Nepali media and the messageSeeking to give a cogent picture of the chaos has become the media’s responsibility.
I was struck by the intensity and energy of the discussion on the media at a colloquium organised by well-known writer and journalist Kishore Nepal on July 11. The participants were well-known journalists and media karmis from major media houses. They put forth their views on what appeared to be a little anarchic topic: "How do we survive? Status of journalism, literature and social media in Nepali society".
What impressed me was the eloquent presentation of the media karmis about the present state of Nepali media, which is a mix of enthusiasm and worries. They spoke about the sway of social media and the power of a culture that is changing the entire media pattern. It was surprising for me to hear that you are hunted and attacked in terrible language if you slightly critique the actions of your favourite characters.
It was also stunning to hear the following. There is no dearth of resources and money in journalism, but the journalists sincerely engaging in it lack them. Journalists face threats from other journalists. Social media has become an outlet, a system of purgation. The journalists said fewer people were interested in reading broadsheet papers. As a reader of both broadsheets and online news and views, I found myself in a unique situation.
The question that strikes me is this: Has the media already become an alternate system in Nepal? Here, I would like to allude to the book of the famous British journalist and editor of The Financial Times, John Lloyd, entitled What the Media Are Doing to Our Politics (2004). Lloyd sees that the media has ceased to function as an instrument of checking the “excesses of the political class”. He believes that they have instead become an alternative establishment founded on the distrust of politicians. I also put a caveat in the discussion.
As a student of linguistics and literature, I have found an anarchic trend in the use of language in politics over the last several years. The use of vituperative language by politicians against each other has become a common practice in Nepal. Using indecent amaryadit language in politics has sadly become a norm here. How did that happen? Some serious discussions by linguists and literary writers may be required to understand that. But what can be assumed is that it has happened because the leaders and their cronies have made political parties just a means of achieving their personal ambitions. What is happening in social media is a result of the problematic culture of language use.
We have seen that the sphere of the media is widening. For this reason, it has become a challenge and responsibility for the media itself to manage the expanding sphere. A kind of binary between the media and political parties—their alliances, their governments and the oppositions—has evolved. That is perhaps a universal feature, but in Nepal, it has become an important phenomenon. Reporting and seeking to give a cogent picture of the chaos has become the responsibility of the media people. We must say some portals are accomplishing this quite well.
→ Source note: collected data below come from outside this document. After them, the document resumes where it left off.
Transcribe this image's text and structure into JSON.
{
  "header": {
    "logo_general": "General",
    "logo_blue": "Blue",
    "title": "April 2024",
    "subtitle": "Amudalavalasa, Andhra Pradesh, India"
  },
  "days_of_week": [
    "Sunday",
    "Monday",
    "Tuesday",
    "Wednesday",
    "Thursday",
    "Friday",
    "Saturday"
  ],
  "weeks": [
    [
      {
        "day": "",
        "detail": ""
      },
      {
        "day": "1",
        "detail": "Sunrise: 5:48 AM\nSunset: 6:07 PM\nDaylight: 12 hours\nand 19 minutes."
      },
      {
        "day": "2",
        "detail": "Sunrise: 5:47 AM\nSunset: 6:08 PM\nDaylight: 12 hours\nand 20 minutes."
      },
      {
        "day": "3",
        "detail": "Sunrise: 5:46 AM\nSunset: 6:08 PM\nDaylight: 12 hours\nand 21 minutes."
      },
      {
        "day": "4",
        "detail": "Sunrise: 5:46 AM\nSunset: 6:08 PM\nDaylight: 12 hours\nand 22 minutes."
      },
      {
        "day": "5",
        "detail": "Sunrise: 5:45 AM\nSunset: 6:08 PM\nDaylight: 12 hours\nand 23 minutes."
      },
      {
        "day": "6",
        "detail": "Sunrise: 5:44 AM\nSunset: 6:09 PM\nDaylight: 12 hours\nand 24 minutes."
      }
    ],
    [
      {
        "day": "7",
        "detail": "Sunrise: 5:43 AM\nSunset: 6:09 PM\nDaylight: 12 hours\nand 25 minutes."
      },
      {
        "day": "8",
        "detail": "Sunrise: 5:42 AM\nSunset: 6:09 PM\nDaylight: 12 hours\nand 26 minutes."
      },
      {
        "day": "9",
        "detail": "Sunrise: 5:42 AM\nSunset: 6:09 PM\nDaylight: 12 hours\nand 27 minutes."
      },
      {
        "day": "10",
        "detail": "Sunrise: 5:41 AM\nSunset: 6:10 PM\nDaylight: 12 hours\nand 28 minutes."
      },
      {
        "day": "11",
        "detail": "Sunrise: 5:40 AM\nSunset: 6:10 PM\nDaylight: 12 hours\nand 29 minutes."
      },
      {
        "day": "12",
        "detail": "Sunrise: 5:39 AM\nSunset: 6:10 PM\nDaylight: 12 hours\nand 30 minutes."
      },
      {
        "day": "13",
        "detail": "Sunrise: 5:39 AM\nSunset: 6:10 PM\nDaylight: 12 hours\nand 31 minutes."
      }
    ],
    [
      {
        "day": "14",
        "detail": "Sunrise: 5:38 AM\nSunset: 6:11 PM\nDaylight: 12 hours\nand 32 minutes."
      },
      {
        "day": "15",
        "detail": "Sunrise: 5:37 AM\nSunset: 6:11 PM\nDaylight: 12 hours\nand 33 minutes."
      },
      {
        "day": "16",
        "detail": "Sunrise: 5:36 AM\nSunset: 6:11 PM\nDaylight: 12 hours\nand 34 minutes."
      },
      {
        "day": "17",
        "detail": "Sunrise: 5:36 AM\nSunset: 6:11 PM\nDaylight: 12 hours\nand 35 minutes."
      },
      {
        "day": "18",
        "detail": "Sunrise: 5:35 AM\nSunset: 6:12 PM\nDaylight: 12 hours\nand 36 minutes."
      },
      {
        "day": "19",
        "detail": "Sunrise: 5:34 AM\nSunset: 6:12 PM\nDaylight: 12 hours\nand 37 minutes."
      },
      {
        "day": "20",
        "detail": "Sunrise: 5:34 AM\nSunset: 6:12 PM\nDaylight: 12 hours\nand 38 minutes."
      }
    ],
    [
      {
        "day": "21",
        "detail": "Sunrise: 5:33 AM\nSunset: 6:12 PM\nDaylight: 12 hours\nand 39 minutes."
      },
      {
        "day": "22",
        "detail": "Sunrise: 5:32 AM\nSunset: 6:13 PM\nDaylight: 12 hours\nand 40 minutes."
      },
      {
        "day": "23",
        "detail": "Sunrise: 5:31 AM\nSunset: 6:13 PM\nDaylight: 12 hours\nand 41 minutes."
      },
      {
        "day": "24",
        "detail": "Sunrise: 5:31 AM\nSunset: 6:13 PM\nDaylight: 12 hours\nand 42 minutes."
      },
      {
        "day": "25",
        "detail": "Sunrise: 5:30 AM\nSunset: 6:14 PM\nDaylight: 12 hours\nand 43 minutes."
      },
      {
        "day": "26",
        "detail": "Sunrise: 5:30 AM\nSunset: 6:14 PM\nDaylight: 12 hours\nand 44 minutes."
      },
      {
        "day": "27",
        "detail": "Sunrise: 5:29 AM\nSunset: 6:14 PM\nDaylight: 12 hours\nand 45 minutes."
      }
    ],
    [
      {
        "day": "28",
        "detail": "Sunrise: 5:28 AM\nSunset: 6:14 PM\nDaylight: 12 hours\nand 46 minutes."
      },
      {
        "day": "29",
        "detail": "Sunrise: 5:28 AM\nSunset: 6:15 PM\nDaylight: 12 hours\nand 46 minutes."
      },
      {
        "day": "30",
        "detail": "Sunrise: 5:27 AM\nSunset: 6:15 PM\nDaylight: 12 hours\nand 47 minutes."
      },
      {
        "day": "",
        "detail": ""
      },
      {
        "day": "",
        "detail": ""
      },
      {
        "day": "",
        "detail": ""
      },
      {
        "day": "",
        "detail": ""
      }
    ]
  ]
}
One way to keep this culture, I think, is to maintain the distinct identities of the actors. Impersonality rather than an emotionally guided personal approach is better. But a surfeit of personally guided, selfish practices has a strong grip on the language of politics. It has affected the media. A culture of creating heroes and topics and using irresponsible language to characterise them is burgeoning. We ask: Do we want to see the rise of a few strongmen? How do we assess our intentions? Clearly, the answer is difficult.
The other subject that media analysts have been raising is the fragile state of morality, especially propelled by issues like the Bhutanese scam and other scandals involving money.
How would a literary person address the subject? Literary writings tend to involve feelings and emotions. Character creation is an important fact of literary writing. We should distinguish between literary characters and the populist, wealth-savvy individuals who can be found easily in society these days. A quest for character is a feature of literary writing. Using language in a certain way has become an important factor in Nepali political and media discourses. The spaces for the use of language are Parliament and political forums.
Emotional use of language is made in the wrong places—open forums, newspapers, books and social media. Does such use of anarchic language show a backward slide in our democratic political system? I strongly believe that it is not the case. Though some people evoke, as the French philosopher Jacques Derrida says, the “spectres” or pret of history in the form of characters from defunct political systems, the present state of the political system and media are forward-looking and democratic in nature.
That was a small but very meaningful colloquium. In my presentation, I recalled my own orientation to the important media discussion of the late 1960s when there was the autocratic Panchayat system in Nepal. As a youth shaped by the multiple influences of Marx and the hippies, I saw the power in the dictum of the Canadian media pundit Marshal McLuhan—the medium is the message. He included visual, print and music mediums in his definition of the message system. The electronic communication devices available then were radio, television, computers and films. The same means are in use today. McLuhan saw a message in the medium itself. I recalled McLuhan's vision at the discussions about the burden of the message at the colloquium of the media and literary writers.